Thursday, December 29, 2005

Pentingnya Ratifikasi Konvensi Antikorupsi

Beberapa waktu lalu, tepatnya tanggal 9 Desember 2005 seluruh dunia memperingati Hari Pemberantasan Korupsi. Tanggal tersebut dipilih karena pada tanggal 9 Desember 2003 atau dua tahun yang lalu tepatnya di Merida, Meksiko, Perserikatan Bangsa-Bangsa telah mengesahkan Konvensi Perserikatan Bangsa-Bangsa tentang Pemberantasan Korupsi (United Nation Convenstion Against Coruption) atau disingkat dengan Konvensi Antikorupsi. Kurang lebih 137 negara turut ambil bagian untuk menandatangani konvensi tersebut, termasuk Indonesia.

Kehadiran konvensi antikorupsi menandai sebuah momentum penting diakuinya praktek korupsi sebagai kejahatan global (transnasional).
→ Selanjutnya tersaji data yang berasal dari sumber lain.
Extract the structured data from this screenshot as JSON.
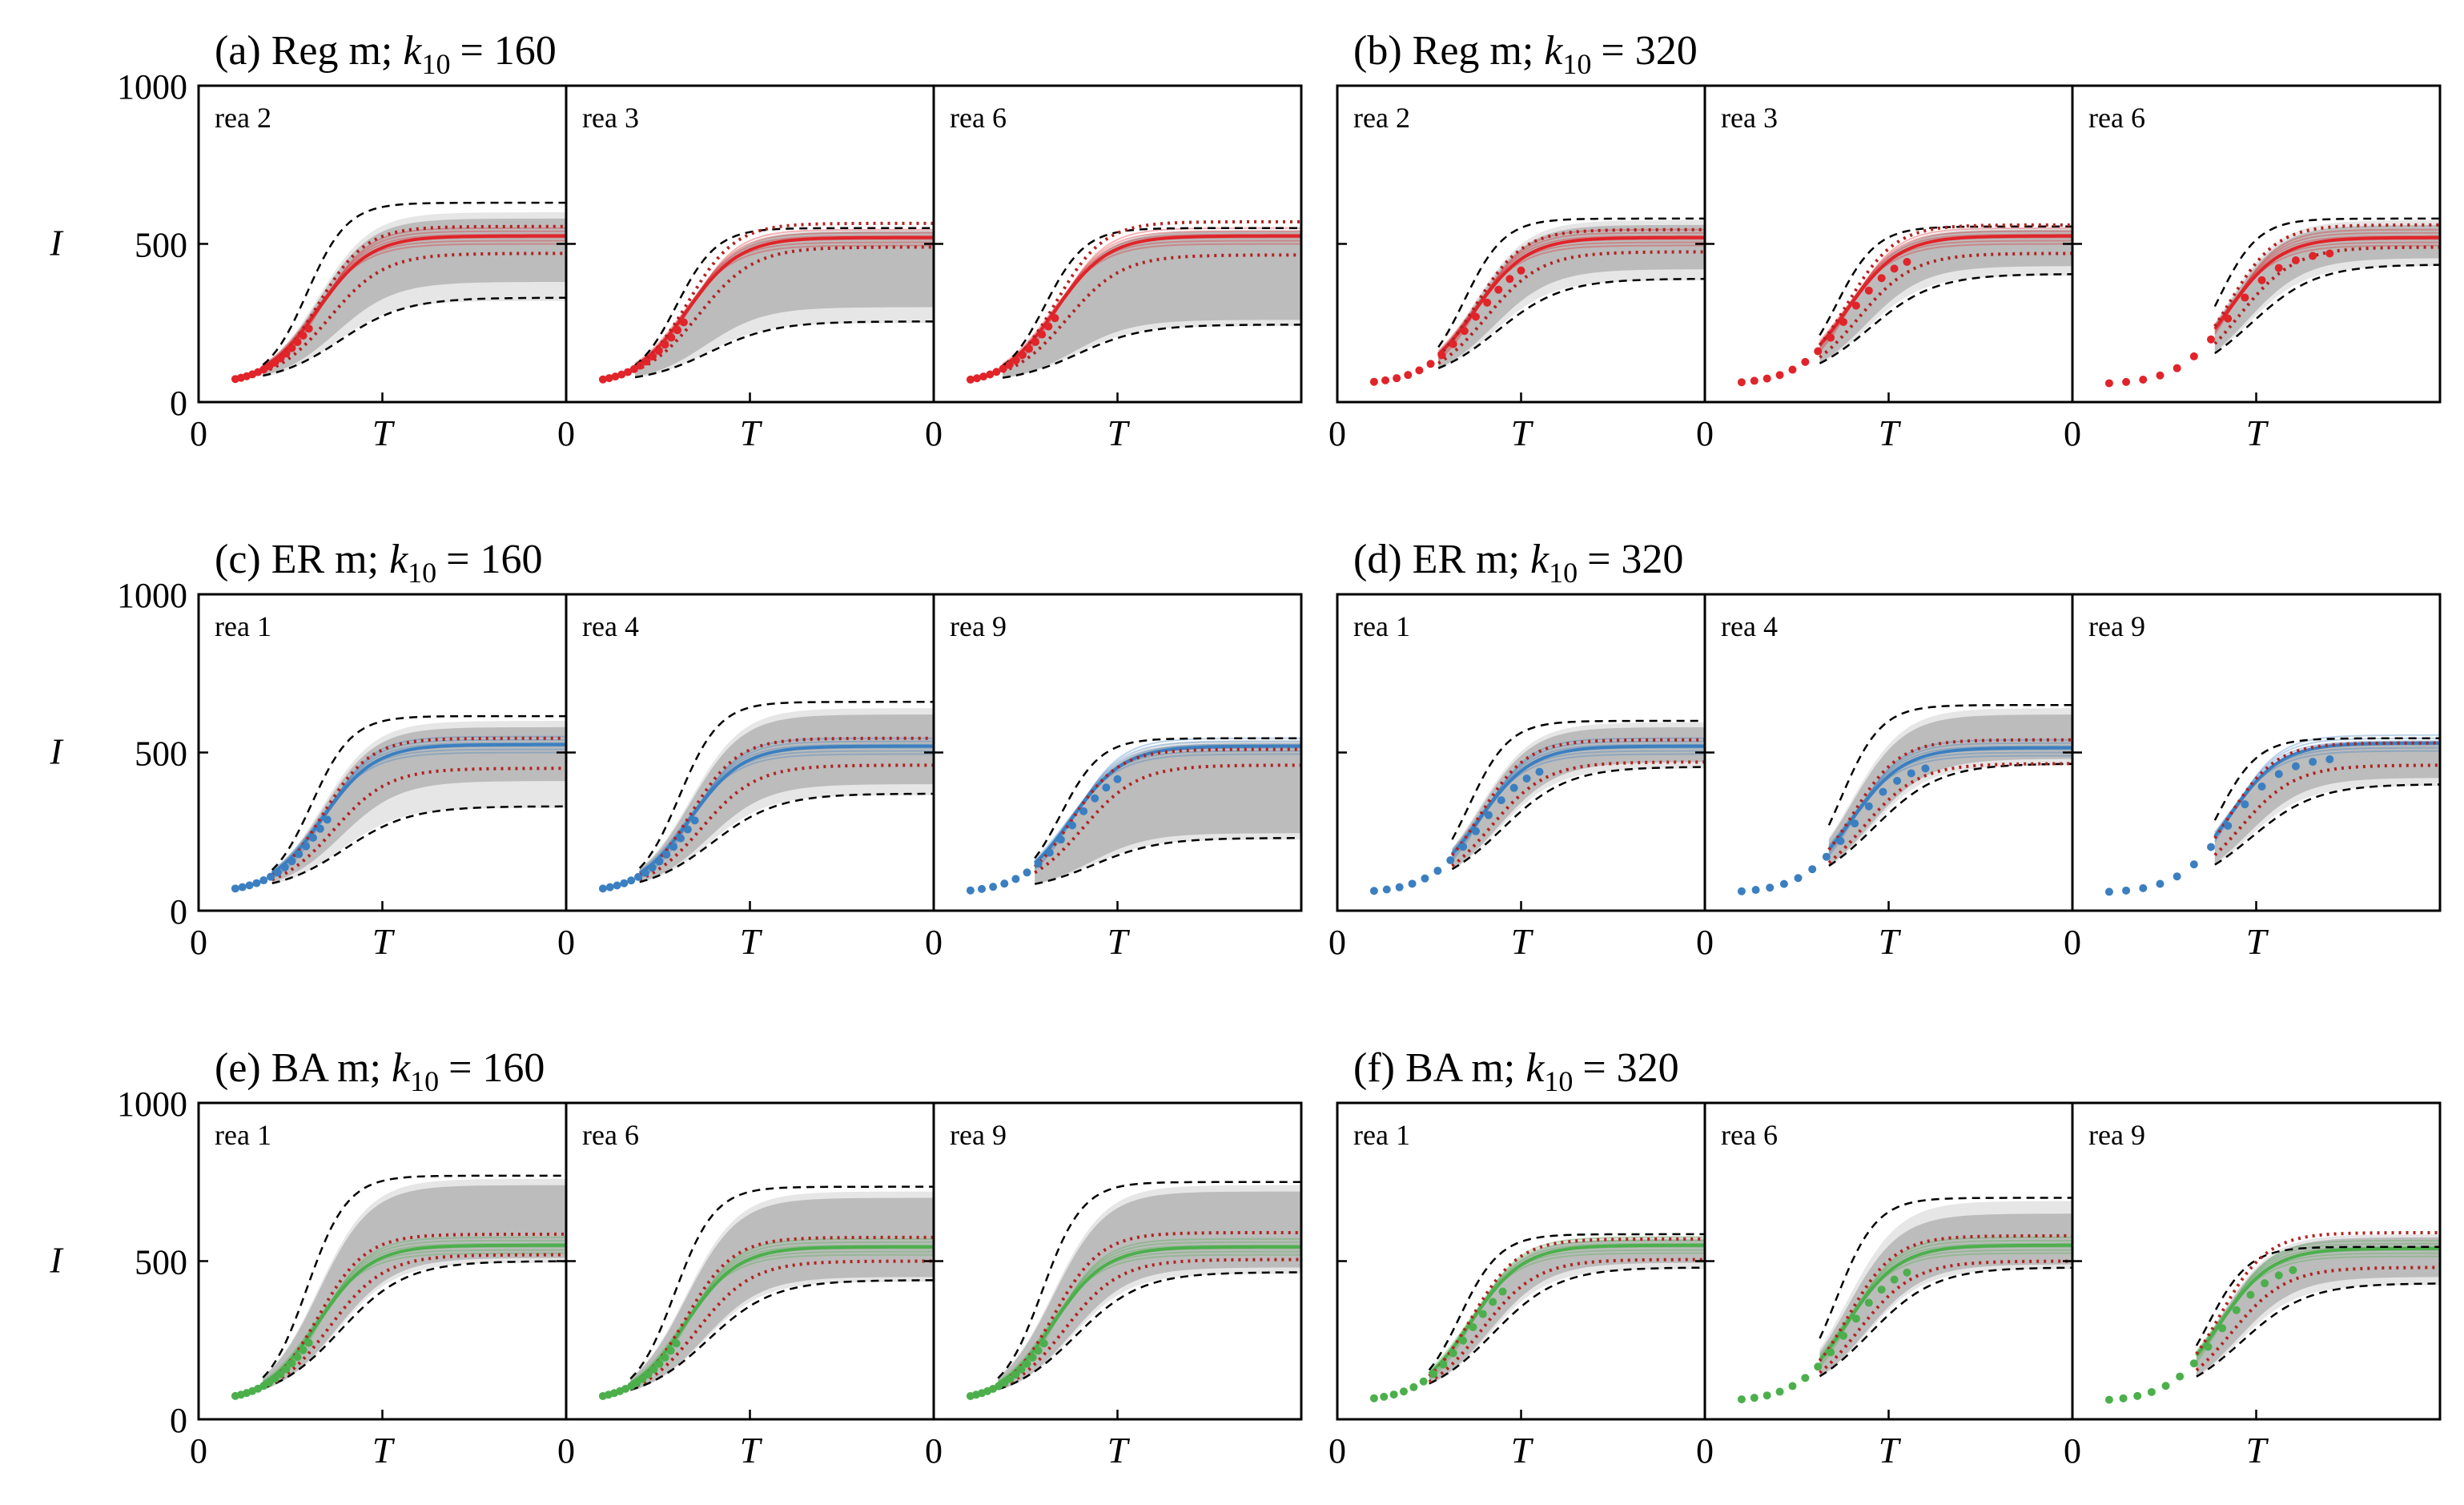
{
  "figure": {
    "y_axis_label": "I",
    "x_axis_label": "T",
    "y_ticks": [
      0,
      500,
      1000
    ],
    "x_tick_label": "0"
  },
  "colors": {
    "Reg": "#e0242a",
    "ER": "#3b7fc0",
    "BA": "#4caf4c",
    "bound": "#000000",
    "ref": "#b22222",
    "band_outer": "#e6e6e6",
    "band_inner": "#bcbcbc"
  },
  "chart_data": [
    {
      "id": "a",
      "type": "line",
      "title_prefix": "(a) Reg m; ",
      "k_label": "k",
      "k_sub": "10",
      "k_value": "= 160",
      "network": "Reg",
      "ylim": [
        0,
        1000
      ],
      "panels": [
        {
          "label": "rea 2",
          "plateau": 525,
          "upper": 630,
          "lower": 330,
          "band_outer": [
            320,
            600
          ],
          "band_inner": [
            380,
            580
          ],
          "ref_hi": 555,
          "ref_lo": 470,
          "obs_end": 0.3
        },
        {
          "label": "rea 3",
          "plateau": 520,
          "upper": 550,
          "lower": 255,
          "band_outer": [
            250,
            545
          ],
          "band_inner": [
            300,
            540
          ],
          "ref_hi": 565,
          "ref_lo": 490,
          "obs_end": 0.32
        },
        {
          "label": "rea 6",
          "plateau": 525,
          "upper": 550,
          "lower": 245,
          "band_outer": [
            240,
            545
          ],
          "band_inner": [
            260,
            540
          ],
          "ref_hi": 570,
          "ref_lo": 465,
          "obs_end": 0.33
        }
      ]
    },
    {
      "id": "b",
      "type": "line",
      "title_prefix": "(b) Reg m; ",
      "k_label": "k",
      "k_sub": "10",
      "k_value": "= 320",
      "network": "Reg",
      "ylim": [
        0,
        1000
      ],
      "panels": [
        {
          "label": "rea 2",
          "plateau": 520,
          "upper": 580,
          "lower": 390,
          "band_outer": [
            385,
            575
          ],
          "band_inner": [
            420,
            560
          ],
          "ref_hi": 545,
          "ref_lo": 475,
          "obs_end": 0.5
        },
        {
          "label": "rea 3",
          "plateau": 525,
          "upper": 555,
          "lower": 405,
          "band_outer": [
            400,
            550
          ],
          "band_inner": [
            430,
            545
          ],
          "ref_hi": 560,
          "ref_lo": 470,
          "obs_end": 0.55
        },
        {
          "label": "rea 6",
          "plateau": 520,
          "upper": 580,
          "lower": 435,
          "band_outer": [
            430,
            575
          ],
          "band_inner": [
            455,
            560
          ],
          "ref_hi": 560,
          "ref_lo": 490,
          "obs_end": 0.7
        }
      ]
    },
    {
      "id": "c",
      "type": "line",
      "title_prefix": "(c) ER m; ",
      "k_label": "k",
      "k_sub": "10",
      "k_value": "= 160",
      "network": "ER",
      "ylim": [
        0,
        1000
      ],
      "panels": [
        {
          "label": "rea 1",
          "plateau": 525,
          "upper": 615,
          "lower": 330,
          "band_outer": [
            325,
            600
          ],
          "band_inner": [
            410,
            580
          ],
          "ref_hi": 545,
          "ref_lo": 450,
          "obs_end": 0.35
        },
        {
          "label": "rea 4",
          "plateau": 520,
          "upper": 660,
          "lower": 370,
          "band_outer": [
            365,
            640
          ],
          "band_inner": [
            400,
            620
          ],
          "ref_hi": 545,
          "ref_lo": 460,
          "obs_end": 0.35
        },
        {
          "label": "rea 9",
          "plateau": 520,
          "upper": 545,
          "lower": 230,
          "band_outer": [
            225,
            540
          ],
          "band_inner": [
            245,
            530
          ],
          "ref_hi": 510,
          "ref_lo": 460,
          "obs_end": 0.5
        }
      ]
    },
    {
      "id": "d",
      "type": "line",
      "title_prefix": "(d) ER m; ",
      "k_label": "k",
      "k_sub": "10",
      "k_value": "= 320",
      "network": "ER",
      "ylim": [
        0,
        1000
      ],
      "panels": [
        {
          "label": "rea 1",
          "plateau": 520,
          "upper": 600,
          "lower": 455,
          "band_outer": [
            450,
            595
          ],
          "band_inner": [
            470,
            580
          ],
          "ref_hi": 540,
          "ref_lo": 470,
          "obs_end": 0.55
        },
        {
          "label": "rea 4",
          "plateau": 515,
          "upper": 650,
          "lower": 465,
          "band_outer": [
            460,
            640
          ],
          "band_inner": [
            480,
            620
          ],
          "ref_hi": 540,
          "ref_lo": 465,
          "obs_end": 0.6
        },
        {
          "label": "rea 9",
          "plateau": 530,
          "upper": 545,
          "lower": 400,
          "band_outer": [
            395,
            540
          ],
          "band_inner": [
            420,
            535
          ],
          "ref_hi": 530,
          "ref_lo": 460,
          "obs_end": 0.7
        }
      ]
    },
    {
      "id": "e",
      "type": "line",
      "title_prefix": "(e) BA m; ",
      "k_label": "k",
      "k_sub": "10",
      "k_value": "= 160",
      "network": "BA",
      "ylim": [
        0,
        1000
      ],
      "panels": [
        {
          "label": "rea 1",
          "plateau": 550,
          "upper": 770,
          "lower": 500,
          "band_outer": [
            495,
            760
          ],
          "band_inner": [
            510,
            740
          ],
          "ref_hi": 585,
          "ref_lo": 520,
          "obs_end": 0.3
        },
        {
          "label": "rea 6",
          "plateau": 545,
          "upper": 735,
          "lower": 440,
          "band_outer": [
            435,
            720
          ],
          "band_inner": [
            450,
            700
          ],
          "ref_hi": 575,
          "ref_lo": 500,
          "obs_end": 0.3
        },
        {
          "label": "rea 9",
          "plateau": 545,
          "upper": 750,
          "lower": 465,
          "band_outer": [
            460,
            740
          ],
          "band_inner": [
            480,
            720
          ],
          "ref_hi": 590,
          "ref_lo": 505,
          "obs_end": 0.3
        }
      ]
    },
    {
      "id": "f",
      "type": "line",
      "title_prefix": "(f) BA m; ",
      "k_label": "k",
      "k_sub": "10",
      "k_value": "= 320",
      "network": "BA",
      "ylim": [
        0,
        1000
      ],
      "panels": [
        {
          "label": "rea 1",
          "plateau": 550,
          "upper": 585,
          "lower": 480,
          "band_outer": [
            475,
            580
          ],
          "band_inner": [
            495,
            570
          ],
          "ref_hi": 570,
          "ref_lo": 505,
          "obs_end": 0.45
        },
        {
          "label": "rea 6",
          "plateau": 550,
          "upper": 700,
          "lower": 480,
          "band_outer": [
            475,
            690
          ],
          "band_inner": [
            490,
            650
          ],
          "ref_hi": 580,
          "ref_lo": 500,
          "obs_end": 0.55
        },
        {
          "label": "rea 9",
          "plateau": 540,
          "upper": 545,
          "lower": 430,
          "band_outer": [
            425,
            585
          ],
          "band_inner": [
            450,
            575
          ],
          "ref_hi": 590,
          "ref_lo": 480,
          "obs_end": 0.6
        }
      ]
    }
  ]
}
Oleh karenanya, cara memberantas dan mencegah korupsi membutuhkan dukungan yang saling menguntungkan antara satu negara dengan negara yang lain. Kejahatan korupsi bukan lagi urusan domestik negara yang bersangkutan, akan tetapi menjadi persoalan global yang harus ditangani dalam semangat kebersamaan.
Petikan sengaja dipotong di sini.